Del insomnio situacional o transitorio al insomnio crónico.

El insomnio crónico no se desarrolla de la noche a la mañana. Prácticamente siempre esta precedido por un insomnio situacional como resultado de acontecimientos vitales estresantes, pero que no consigue mejorar ni cuando se han eliminado los estresores. Puede evolucionar de manera gradual, de modo que estemos cada vez más preocupados por el problema del sueño y su supuesto impacto sobre el funcionamiento diario. La valoración que hacemos de la dificultad inicial para dormir es un factor determinante para que el insomnio sea un problema transitorio o trastorno crónico. Asi, por ejemplo, la persona que duerme mal durante varias noches, pero continúa su rutina diaria sin preocuparse por ello, es poco probable que desarrolle un insomnio persistente. Contrariamente, una persona que después de algunas noches de sueño alterado empiece a preocuparse excesivamente por no poder dormir y por sus consecuencias negativas en el funcionamiento diurno, tiene probabilidades de entrar en un círculo vicioso de insomnio, activación emocional y cognitiva, y más alteraciones del sueño. Tener excesivos pensamientos reiterativos sobre el insomnio se convierte rápidamente en el centro de las preocupaciones de la persona.

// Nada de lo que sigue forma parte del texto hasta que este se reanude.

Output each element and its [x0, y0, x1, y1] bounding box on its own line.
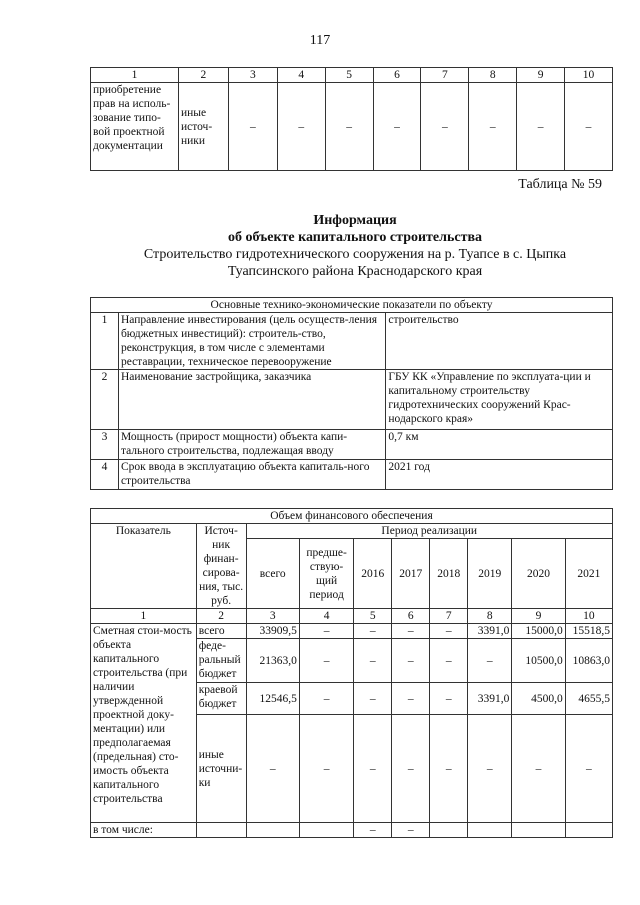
finance-cell — [430, 823, 468, 838]
col-source: Источ-ник финан-сирова-ния, тыс. руб. — [196, 524, 246, 609]
top-table — [90, 67, 613, 171]
finance-number-row — [91, 609, 613, 624]
top-row-cell: – — [373, 83, 421, 171]
indicator-row — [91, 430, 613, 460]
finance-source: краевой бюджет — [196, 683, 246, 715]
finance-cell: – — [392, 624, 430, 639]
indicator-label: Мощность (прирост мощности) объекта капи-тального строительства, подлежащая вводу — [118, 430, 385, 460]
finance-cell: – — [430, 624, 468, 639]
col-number: 3 — [246, 609, 299, 624]
finance-cell: 15000,0 — [512, 624, 565, 639]
indicator-num: 3 — [91, 430, 119, 460]
finance-cell: – — [468, 639, 512, 683]
heading-object-location: Туапсинского района Краснодарского края — [227, 264, 483, 279]
finance-cell: – — [299, 639, 353, 683]
top-col-5: 5 — [325, 68, 373, 83]
indicators-title-row — [91, 298, 613, 313]
finance-cell: – — [354, 624, 392, 639]
col-number: 2 — [196, 609, 246, 624]
top-col-4: 4 — [277, 68, 325, 83]
indicator-label: Наименование застройщика, заказчика — [118, 370, 385, 430]
indicator-row — [91, 370, 613, 430]
finance-row-including — [91, 823, 613, 838]
finance-header-row — [91, 524, 613, 539]
indicator-num: 4 — [91, 460, 119, 490]
indicator-row — [91, 460, 613, 490]
finance-cell: 3391,0 — [468, 683, 512, 715]
col-indicator: Показатель — [91, 524, 197, 609]
indicator-num: 1 — [91, 313, 119, 370]
finance-indicator: Сметная стои-мость объекта капитального строительства (при наличии утвержденной проектной доку-ментации) или предполагаемая (предельная) сто-имость объекта капитального строительства — [91, 624, 197, 823]
finance-row-total — [91, 624, 613, 639]
finance-cell: – — [246, 715, 299, 823]
top-row-cell: – — [325, 83, 373, 171]
finance-cell: – — [354, 639, 392, 683]
col-number: 1 — [91, 609, 197, 624]
top-row-cell: – — [469, 83, 517, 171]
finance-cell: 3391,0 — [468, 624, 512, 639]
col-number: 9 — [512, 609, 565, 624]
top-table-row — [91, 83, 613, 171]
finance-cell: – — [299, 715, 353, 823]
finance-cell: – — [392, 683, 430, 715]
finance-cell: 15518,5 — [565, 624, 612, 639]
top-col-2: 2 — [178, 68, 228, 83]
finance-cell — [196, 823, 246, 838]
finance-cell — [468, 823, 512, 838]
finance-cell: – — [299, 683, 353, 715]
col-number: 8 — [468, 609, 512, 624]
top-row-cell: – — [421, 83, 469, 171]
finance-cell — [246, 823, 299, 838]
col-prev-period: предше-ствую-щий период — [299, 539, 353, 609]
indicator-num: 2 — [91, 370, 119, 430]
top-col-1: 1 — [91, 68, 179, 83]
col-year: 2016 — [354, 539, 392, 609]
finance-cell — [565, 823, 612, 838]
object-heading — [90, 212, 620, 280]
col-total: всего — [246, 539, 299, 609]
indicator-row — [91, 313, 613, 370]
top-col-10: 10 — [565, 68, 613, 83]
page-number: 117 — [309, 33, 331, 48]
top-row-source: иные источ-ники — [178, 83, 228, 171]
col-year: 2019 — [468, 539, 512, 609]
indicators-table — [90, 297, 613, 490]
finance-cell: – — [354, 715, 392, 823]
indicator-value: ГБУ КК «Управление по эксплуата-ции и капитальному строительству гидротехнических сооружений Крас-нодарского края» — [386, 370, 613, 430]
finance-cell — [299, 823, 353, 838]
finance-cell: – — [512, 715, 565, 823]
top-row-cell: – — [228, 83, 277, 171]
finance-cell: 4655,5 — [565, 683, 612, 715]
col-year: 2017 — [392, 539, 430, 609]
indicator-label: Направление инвестирования (цель осуществ-ления бюджетных инвестиций): строитель-ство, реконструкция, в том числе с элементами реставрации, техническое перевооружение — [118, 313, 385, 370]
col-number: 6 — [392, 609, 430, 624]
finance-cell: 10863,0 — [565, 639, 612, 683]
finance-cell: – — [392, 823, 430, 838]
finance-source: иные источни-ки — [196, 715, 246, 823]
finance-cell — [512, 823, 565, 838]
finance-table — [90, 508, 613, 838]
finance-cell: 33909,5 — [246, 624, 299, 639]
indicator-value: 2021 год — [386, 460, 613, 490]
finance-cell: – — [392, 715, 430, 823]
heading-subtitle: об объекте капитального строительства — [227, 230, 483, 245]
finance-cell: – — [354, 823, 392, 838]
indicator-value: строительство — [386, 313, 613, 370]
period-label: Период реализации — [246, 524, 612, 539]
col-number: 4 — [299, 609, 353, 624]
finance-cell: – — [430, 683, 468, 715]
heading-title: Информация — [313, 213, 397, 228]
finance-including-label: в том числе: — [91, 823, 197, 838]
finance-source: феде-ральный бюджет — [196, 639, 246, 683]
col-year: 2021 — [565, 539, 612, 609]
finance-cell: 4500,0 — [512, 683, 565, 715]
finance-cell: 12546,5 — [246, 683, 299, 715]
finance-title: Объем финансового обеспечения — [91, 509, 613, 524]
finance-cell: – — [299, 624, 353, 639]
top-table-header-row — [91, 68, 613, 83]
top-row-purpose: приобретение прав на исполь-зование типо-вой проектной документации — [91, 83, 179, 171]
finance-cell: – — [392, 639, 430, 683]
top-row-cell: – — [277, 83, 325, 171]
finance-source: всего — [196, 624, 246, 639]
col-number: 10 — [565, 609, 612, 624]
col-year: 2020 — [512, 539, 565, 609]
top-col-7: 7 — [421, 68, 469, 83]
col-year: 2018 — [430, 539, 468, 609]
finance-cell: – — [565, 715, 612, 823]
finance-cell: – — [430, 715, 468, 823]
indicator-value: 0,7 км — [386, 430, 613, 460]
top-col-9: 9 — [517, 68, 565, 83]
indicator-label: Срок ввода в эксплуатацию объекта капиталь-ного строительства — [118, 460, 385, 490]
table-number: Таблица № 59 — [518, 177, 602, 192]
top-col-3: 3 — [228, 68, 277, 83]
finance-title-row — [91, 509, 613, 524]
finance-cell: 21363,0 — [246, 639, 299, 683]
col-number: 7 — [430, 609, 468, 624]
top-row-cell: – — [517, 83, 565, 171]
heading-object-name: Строительство гидротехнического сооружения на р. Туапсе в с. Цыпка — [143, 247, 567, 262]
top-col-8: 8 — [469, 68, 517, 83]
finance-cell: – — [354, 683, 392, 715]
finance-cell: – — [468, 715, 512, 823]
top-row-cell: – — [565, 83, 613, 171]
col-number: 5 — [354, 609, 392, 624]
finance-cell: – — [430, 639, 468, 683]
top-col-6: 6 — [373, 68, 421, 83]
finance-cell: 10500,0 — [512, 639, 565, 683]
indicators-title: Основные технико-экономические показатели по объекту — [91, 298, 613, 313]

La disminución del rendimiento o las alteraciones del estado de ánimo durante el día tienden a ser atribuidas exclusivamente a los problemas del sueño. Al anochecer aumenta la aprehensión, a medida que se acerca la hora de acostarse, y el horror a ser incapaz de dormirse y la activacíon física se va magnificando. Después de una mala noche, la persona con insomnio crónico no sólo se preocupa por la noche pasada, sino que ya esta pensando en la noche siguiente. Por lo tanto, el insomnio se convierte en una profecía que se cumple por sí misma.